SOMNA
Somna #1-3 – Etats-Unis – 2023/2024
Genre : Fantastique, Érotique
Dessinateurs : Becky Cloonan, Tula Lotay
Scénaristes : Becky Cloonan, Tula Lotay
Nombre de pages : 192 pages
Éditeur : Delcourt
Date de sortie : 13 novembre 2024
LE PITCH
Un village anglais en pleine période de chasse aux sorcières au 17e siècle. Ingrid y est mariée à Roland, le chef des inquisiteurs. Il est entièrement dévoué à sa cause et délaisse sa femme, frustrée de ne pas voir ses simples besoins assouvis. Chaque nuit, elle retrouve une forme fantomatique qui l’entraine dans une spirale érotique où elle apprend à trouver le plaisir, en dépit de la honte qui l’assaille au réveil.
Les démons de minuit
Becky Cloonan (Killjoys, American Virgin, Batgirls…) et Tula Lotay (Everafter, Rebels, Bodies…) s’allient et dressent à quatre mains le portrait déchirant d’une épouse de bailli dans l’Angleterre du 17e siècle. Entre chasse aux sorcières et songes pénétrants, Somna est un drame historique à l’érotisme sulfureux. C’est le cas de le dire.

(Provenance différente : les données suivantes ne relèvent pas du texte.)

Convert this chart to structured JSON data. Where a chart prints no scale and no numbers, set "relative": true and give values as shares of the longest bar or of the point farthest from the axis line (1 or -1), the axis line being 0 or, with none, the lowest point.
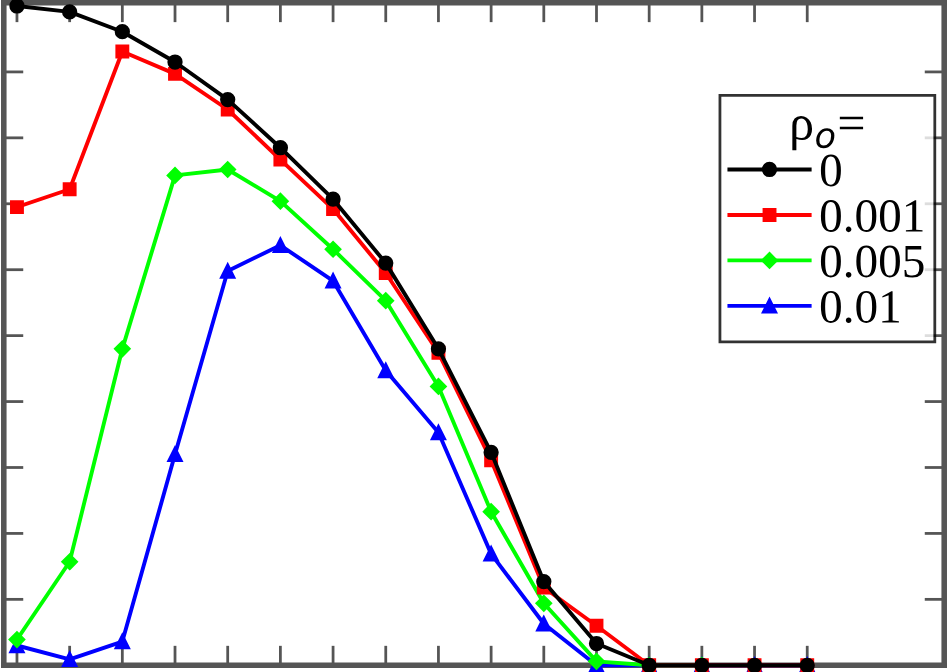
{
  "chart_data": {
    "type": "line",
    "relative": true,
    "legend_title": "ρ$_{o}$=",
    "legend": "upper right",
    "grid": false,
    "line_style": "solid",
    "categories": [
      null,
      null,
      null,
      null,
      null,
      null,
      null,
      null,
      null,
      null,
      null,
      null,
      null,
      null,
      null,
      null
    ],
    "series": [
      {
        "name": "0",
        "color": "#000000",
        "marker": "circle",
        "values": [
          1.0,
          0.991,
          0.961,
          0.915,
          0.858,
          0.785,
          0.707,
          0.61,
          0.48,
          0.323,
          0.127,
          0.033,
          0,
          0,
          0,
          0
        ]
      },
      {
        "name": "0.001",
        "color": "#ff0000",
        "marker": "square",
        "values": [
          0.695,
          0.722,
          0.931,
          0.897,
          0.843,
          0.767,
          0.692,
          0.595,
          0.474,
          0.311,
          0.118,
          0.06,
          0,
          0,
          0,
          0
        ]
      },
      {
        "name": "0.005",
        "color": "#00ff00",
        "marker": "diamond",
        "values": [
          0.039,
          0.157,
          0.48,
          0.743,
          0.752,
          0.704,
          0.631,
          0.553,
          0.423,
          0.233,
          0.094,
          0.006,
          0,
          0,
          null,
          null
        ]
      },
      {
        "name": "0.01",
        "color": "#0000ff",
        "marker": "triangle",
        "values": [
          0.03,
          0.009,
          0.036,
          0.32,
          0.598,
          0.637,
          0.583,
          0.447,
          0.353,
          0.169,
          0.063,
          0,
          0,
          0,
          0,
          0
        ]
      }
    ]
  }
}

Si le récit s’inscrit bel et bien dans un contexte historique solide et parfaitement reconnaissable, autant pour les férus d’histoires que les grands amateurs de films Bis (comme Le Grand inquisiteur avec Vincent Price), Somna se présente dès ses premières pages essentiellement comme le voyage dans les rêves et les désirs de sa protagoniste : Ingrid. L’épouse de l’homme de loi du village, fidèle, amoureuse, docile, jeune mais esseulée quêtant un peu d’attention et de tendresse de la part d’un homme très occupé par sa charge et en particulier l’exécution de femmes condamnées pour sorcellerie. Un homme de convictions dans une campagne obsédé par la foi et la sorcellerie, et qui ne prête certainement pas assez l’oreille aux appels de sa femme. L’ennui, la solitude, la frustration… voilà ce qui nourrit les nuits d’Ingrid qui y explore en toute liberté ses désirs et ses pulsions en compagnie d’une étrange entité noir et masculine, avant de se réveiller en sueur et étreinte par la culpabilité. Entre la tristesse et la violence du monde réel et la beauté et les sensations déroutante du monde onirique, même s’il résistance il y a, le choix n’est pas toujours si dur à faire et peu à peu l’héroïne redécouvre son corps et sa force.
« je t’ai rêvé si fort… »
Un voyage parfaitement accompagné par le choix des deux autrices de se répartir les deux « réalité » de la bande dessinée en laissant Becky Cloonan appuyer sur les contours noirs et épais du quotidien, la grisaille humide de l’environnement autant que les traits tirés des personnages, tandis que le versant fantasmagorique se pare des couleurs bien plus chaleureuses, d’un traitement numérique plus riche et de matières plus douces. Des visions à la sensualité indéniable qui contaminent peu à peu le reste de l’album, le faisant verser dans un fantastique plus ambigu et renouant avec cette idée plus moderne de sorcières non pas crées par le malin mais bien par des sociétés phallocrates et obscurantistes. Avec son écriture subtile, à la voix off subjective très présente mais jamais trop signifiante ou manifeste, les deux autrices livrent effectivement un très beau portrait de femme, reconquérant peu à peu sa liberté et son identité, quitte à s’y sacrifier, mais Somna emprunte aussi quelques éléments de son histoire à la structure plus marquée du polar avec une légère enquête autour de quelques meurtres perpétrés dans le village et ayant pour conséquence une chasse aux sorcières plus aveugle encore, renvoyant la notion de justice et de véracité aux oubliettes. Une trame secondaire peu originale et beaucoup moins bien négociée qui entame autant l’atmosphère intime de l’album que son rythme ou son efficacité. Sans doute aurait-il fallu mieux creuser l’opposition entre les deux amis d’enfance Ingrid, timide et effacée, et Maja, plus insoumise et délurée, pour que la trahison prenne véritablement aux tripes.
Annoncé comme un thriller historique plongeant ses racines dans la folk horror, Somna est surtout particulièrement séduisant et inspirant lorsqu’il laisse à la belle Ingrid le soin de profiter des plaisirs solitaires, la nuit dans ses rêves ou plus tard cachée dans la grange à foin, se réappropriant dès lors son corps et son âme, et oubliant pour un temps le reste. Les plus belles planches sont là.